Government securities generally represent savings because the Governments are generally legally required to match deficit spending with bonds, etc. QE was a bit of a departure from the norm (perhaps only temporarily though) and shows what modern monetary theory says - that it isn’t really necessary, not is it necessarily inflationary (this is because all spending carries inflationary risk, and inflation has to do more with aggregate demand than money supply etc. - and the most generally anti-inflationary force is actually taxation)




I have a different view. Unfortunately it's not possible to make a real scientific experiment to validate your or my assumption.

My thinking is that QE is quite inflationary.I think that after 2008 crisis we were expected to have a long period of strong deflation (let's say, with prices falling 4% each year, for 8 years straight), but QE reverted that and we had 1% of inflation or something like that instead. So, formally we are in "mild inflation" ground, but in fact the QE effect was quite dramatic. We just can't observe it because we don't have a "control group economy".


Well, all spending carries inflation risk - what really matters is what aggregate demand is like and how much spending and taxing alters that. Certainly QE could be inflationary, but as it was it was mostly just buying back securities it was mostly asset neutral so shouldn’t have done much (just like issuing Government securities to match deficit spending (just in reverse) - it doesn’t actually alter whether deficit spending is inflationary or not since there is a quite liquid market for those assets so they’re very similar to cash).

It is considered to have inflated prices of certain financial assets though (shares etc.)


stephen_g, if you are interested, then I wrote a very simple scenario of how QE could (and IMHO did) spill over into "real economy" here -- https://news.ycombinator.com/item?id=16606140


Preventing deflation was one of the main goals of QE, so, I don't think your view is so weird :)


You do know the Federal Reserve is not actually federal and is owned by private banks right? Perhaps there is some definition of US government sector I'm not aware of.


That's a common misconception. It's technically a soft of public-private hybrid, but the "ownership" by private banks is purely symbolic. The system is considered "independent within the Government", not independent of the Government.

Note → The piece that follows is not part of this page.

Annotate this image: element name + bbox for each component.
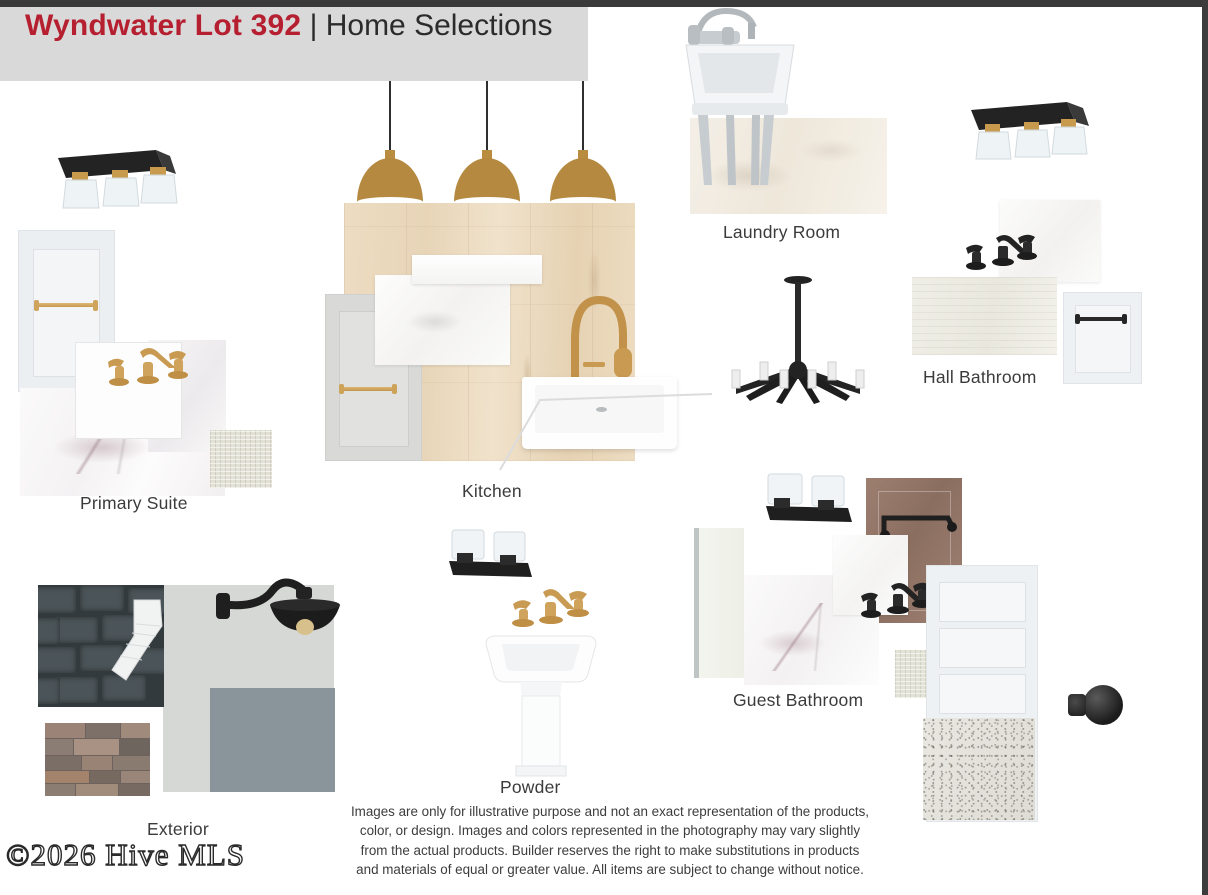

The Federal Reserve's governors are appointed by the President and confirmed by the US Senate, and it derives all its authority only from the Federal Reserve Act. The organisation is accountable to the Government Accountability Office as well.

Most central banks though are just directly owned by the Government of the country, even if they are meant to operate independently.

The "independence" of central banks is generally a bad thing though - the point is supposedly to "depoliticise" them but really it's just an attempt to remove any democratic control of them.


Your first paragraph is just flat wrong. I know quite a bit about the Fed, and I'd like you to cite your source on both the "public-private hybrid" part and the "purely symbolic" part. Neither are true, unless you consider 6% of trillions and trillions (after expenses) "purely symbolic". I have no idea where you get the hybrid part. No government owns shares of the fed.

Also, for your information, the GAO audits are anything but accountability. After finally getting the GAO audit part passed in 78 there were so many limitations on thier audits as to make them so piecemeal they are more of a rubber stamp than anything. (Not to mention a few times when it got out the Fed destroyed source documents)

Don't call something a common misconception when you don't have a more solid understanding of the subject please. The common misconception is that they are federal, not the other way around.